Depuis, on avait affaire à des décisions politiques mais rarement individuelles. 

En 1980, les USA avaient boycotté les JO de Moscou suite à l’invasion de l’Afghanistan en 1979. Les pays de l’Est avaient répondu en 1984, ne participant pas à ceux de Los Angeles. La Sud-africaine blanche Zola Budd, coureuse de fond aux pieds nus, n’est pas reconnu en raison du boycott de son pays suite à la discrimination raciale présente au pays du Cap. La bagarre est intense entre les fédérations américaines et britanniques lorsqu’elle est rendue responsable de la chute de Mary Decker aux JO de L.A (1984). Les pays qui faisaient partie de l’URSS, suite à l’effondrement du mur, participent au sein d’une équipe unifiée lors des JO de 1992 à Barcelone.

Les enjeux du sport font taire les sportifs

Dès lors que le sport est devenu totalement professionnel, les enjeux des sportifs étaient de recevoir une rémunération. Un salaire qui ne pouvait venir que des fédérations et sponsors. Une situation qui a fait taire plus d’un sportif et sportive. La loi est devenue celle du silence.

Une évolution dans les années 2020, les sportifs reprennent la parole

La période actuelle donne un pouvoir aux sportifs avec les réseaux sociaux. Ils deviennent moins dépendants de tiers et représentent une force plus ou moins conséquente mais bien présente. On commence à voir des réactions autonomes, montrant la sensibilité de chacun et plus précisément sa position. On peut penser à Amandine Henry, récemment pour la France.

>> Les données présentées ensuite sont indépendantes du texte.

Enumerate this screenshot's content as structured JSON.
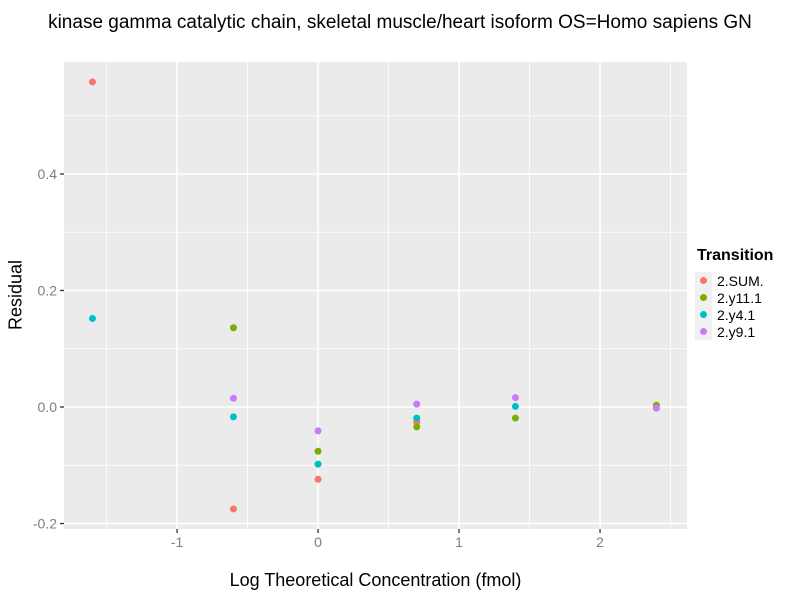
{
  "title": "kinase gamma catalytic chain, skeletal muscle/heart isoform OS=Homo sapiens GN",
  "chart_data": {
    "type": "scatter",
    "xlabel": "Log Theoretical Concentration (fmol)",
    "ylabel": "Residual",
    "xlim": [
      -1.802,
      2.617
    ],
    "ylim": [
      -0.2094,
      0.5922
    ],
    "x_ticks": [
      -1,
      0,
      1,
      2
    ],
    "x_tick_labels": [
      "-1",
      "0",
      "1",
      "2"
    ],
    "y_ticks": [
      -0.2,
      0.0,
      0.2,
      0.4
    ],
    "y_tick_labels": [
      "-0.2",
      "0.0",
      "0.2",
      "0.4"
    ],
    "x_minor": [
      -1.5,
      -0.5,
      0.5,
      1.5,
      2.5
    ],
    "y_minor": [
      -0.1,
      0.1,
      0.3,
      0.5
    ],
    "grid": true,
    "legend_position": "right",
    "legend_title": "Transition",
    "series": [
      {
        "name": "2.SUM.",
        "color": "#F8766D",
        "points": [
          [
            -1.6,
            0.558
          ],
          [
            -0.6,
            -0.175
          ],
          [
            0.0,
            -0.124
          ],
          [
            0.7,
            -0.026
          ]
        ]
      },
      {
        "name": "2.y11.1",
        "color": "#7CAE00",
        "points": [
          [
            -0.6,
            0.136
          ],
          [
            0.0,
            -0.076
          ],
          [
            0.7,
            -0.034
          ],
          [
            1.4,
            -0.019
          ],
          [
            2.4,
            0.003
          ]
        ]
      },
      {
        "name": "2.y4.1",
        "color": "#00BFC4",
        "points": [
          [
            -1.6,
            0.152
          ],
          [
            -0.6,
            -0.017
          ],
          [
            0.0,
            -0.098
          ],
          [
            0.7,
            -0.019
          ],
          [
            1.4,
            0.001
          ]
        ]
      },
      {
        "name": "2.y9.1",
        "color": "#C77CFF",
        "points": [
          [
            -0.6,
            0.015
          ],
          [
            0.0,
            -0.041
          ],
          [
            0.7,
            0.005
          ],
          [
            1.4,
            0.016
          ],
          [
            2.4,
            -0.002
          ]
        ]
      }
    ]
  },
  "colors": {
    "panel_bg": "#EBEBEB",
    "grid": "#FFFFFF",
    "tick_mark": "#333333",
    "tick_label": "#7F7F7F",
    "legend_key_bg": "#F0F0F0",
    "text": "#000000"
  }
}
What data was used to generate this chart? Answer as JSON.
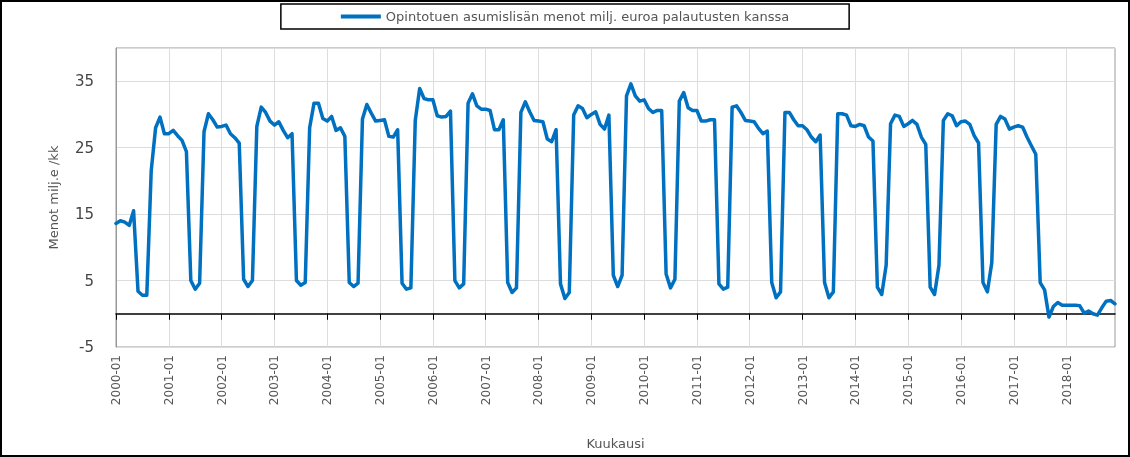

En football, qui n’est pas adepte des remous, éludant la question des décès au travail pour construire les stades de la Coupe du Monde 2022 au Qatar -The Guardian annonçant plus de 6500 immigrés décédés- Megan Rapinoe, plus tôt, a posé la question du racisme dans la vie publique américaine, reprise par les joueuses avec « genou à terre » et le slogan « Black Lives Matter » ; Zidane qui n’est plus à présenter s’est fendu d’un message reprochant au Real Madrid, son manque de reconnaissance ;

Naomie Osaka a communiqué sa détresse face aux questions de la presse, la bousculant à l’excès dans sa confiance, préférant se retirer du Tournoi de Ronald Garros ; et maintenant Kheira Hamraoui, dans le petit monde du football féminin, se lance dans un message osé à l’attention .. de l’équipe de France … 1.152 RT, 11100 likes, 340 messages ce mercredi à 14h07. Un score rare dans le football féminin pour celle qui a gagné ses trois titres en 2021, non sélectionnée par Corinne Diacre.

Quels enseignements ?

Les sportives représentent une force. Aujourd’hui, ils sont à même de déterminer leur chemin. Comme des entreprises, elles voguent de manière de plus en plus indépendantes.

Avec le risque qui va avec. Les entreprises grandissent ; d’autres disparaissent. Il faut avoir de bons conseils et partenaires.